When organic matter burns, the products of combustion are carbon dioxide and water. However, sometimes an error occurs and oxygen supply to the combustion gets obstructed. In those cases carbon monoxide is produced. Common sources of carbon monoxide are charcoal grills, gasoline and diesel generators, cigarette smoke, gas water heaters, kerosene heaters, indoor tractor pulls, forklifts fueled by propane, boats with engines, spray paint and paint removers. People who are at risk of being poisoned by carbon monoxide are children riding at the back of enclosed pickup trucks, industrial workers, firefighters, people who use electric generators during blackouts, those working indoors with combustion engines, those in the close vicinity of boats with running engines, and people near a boat with improper ventilation.


Symptoms of carbon monoxide poisoning include headache, dizziness, permanent fatigue, cold-like symptoms, confusion, depression, loss of balance, hallucinating, irritability, vomiting, loss of memory, and difficulty walking. Although these symptoms may indicate some other condition, people who were at risk of being poisoned by carbon monoxide should see a doctor immediately after seeing any of them.
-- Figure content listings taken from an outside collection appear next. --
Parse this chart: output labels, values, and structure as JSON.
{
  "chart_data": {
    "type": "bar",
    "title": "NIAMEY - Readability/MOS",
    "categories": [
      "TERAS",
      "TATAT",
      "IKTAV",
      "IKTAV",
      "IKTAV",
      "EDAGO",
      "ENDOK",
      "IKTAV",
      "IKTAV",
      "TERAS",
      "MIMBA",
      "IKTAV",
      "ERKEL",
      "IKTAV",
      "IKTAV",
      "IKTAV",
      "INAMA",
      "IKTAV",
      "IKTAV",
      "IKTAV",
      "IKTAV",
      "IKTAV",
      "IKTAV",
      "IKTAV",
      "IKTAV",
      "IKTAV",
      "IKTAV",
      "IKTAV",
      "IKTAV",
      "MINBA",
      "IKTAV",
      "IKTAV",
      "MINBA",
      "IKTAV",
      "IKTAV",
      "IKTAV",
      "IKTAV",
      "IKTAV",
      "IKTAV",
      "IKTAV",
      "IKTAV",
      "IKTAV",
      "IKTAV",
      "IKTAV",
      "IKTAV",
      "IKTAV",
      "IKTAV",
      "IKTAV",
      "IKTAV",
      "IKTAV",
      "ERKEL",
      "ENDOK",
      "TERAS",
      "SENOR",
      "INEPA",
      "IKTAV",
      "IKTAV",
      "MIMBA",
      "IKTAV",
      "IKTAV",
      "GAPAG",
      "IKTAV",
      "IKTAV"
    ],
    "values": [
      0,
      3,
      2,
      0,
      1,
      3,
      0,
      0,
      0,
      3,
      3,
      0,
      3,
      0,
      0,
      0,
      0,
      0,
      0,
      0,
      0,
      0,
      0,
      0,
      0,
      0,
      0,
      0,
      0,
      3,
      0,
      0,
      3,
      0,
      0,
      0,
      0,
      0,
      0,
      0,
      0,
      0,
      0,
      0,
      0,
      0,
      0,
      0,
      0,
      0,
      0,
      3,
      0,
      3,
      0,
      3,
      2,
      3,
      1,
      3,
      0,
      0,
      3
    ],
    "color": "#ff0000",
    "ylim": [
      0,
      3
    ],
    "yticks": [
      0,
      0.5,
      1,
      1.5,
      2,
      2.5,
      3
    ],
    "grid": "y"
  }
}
PreventionThe best method of prevention is installing a carbon monoxide detector in the house or a boat. Most houses have smoke alarms, but few have carbon monoxide alarms. There are certain areas where carbon monoxide detectors are standardized, meaning that their installation is mandatory. In the case the alarm detects the poison, the building should be evacuated immediately and the fire department should be called. People should also inspect their heating systems and chimneys regularly, and also take care that their furnaces, ovens and cook tops have proper ventilation. Burning charcoal inside a house or any other confined space is not advisable, just like operating engines that run on gasoline. Exhaust pipes or ducts for appliances like water heater and clothes dryers should not be blocked or sealed. Everybody should be acquainted with the risks of carbon monoxide poisoning. In case of carbon monoxide poisoning, the injured person should be moved from the place of exposure, and other people should be taken out of the danger. Some people might require CPR on the spot and administering oxygen through a mask. In case a pregnant woman gets poisoned, oxygen should be administered longer that with other patients. Sometimes a hyperbaric oxygen is used. That is oxygen intended for medical use at a level higher than atmospheric pressure. This might help accelerate the process of transferring the oxygen to the tissues. According to one study, approximately one third of people who suffered carbon monoxide poisoning will not survive the consequences.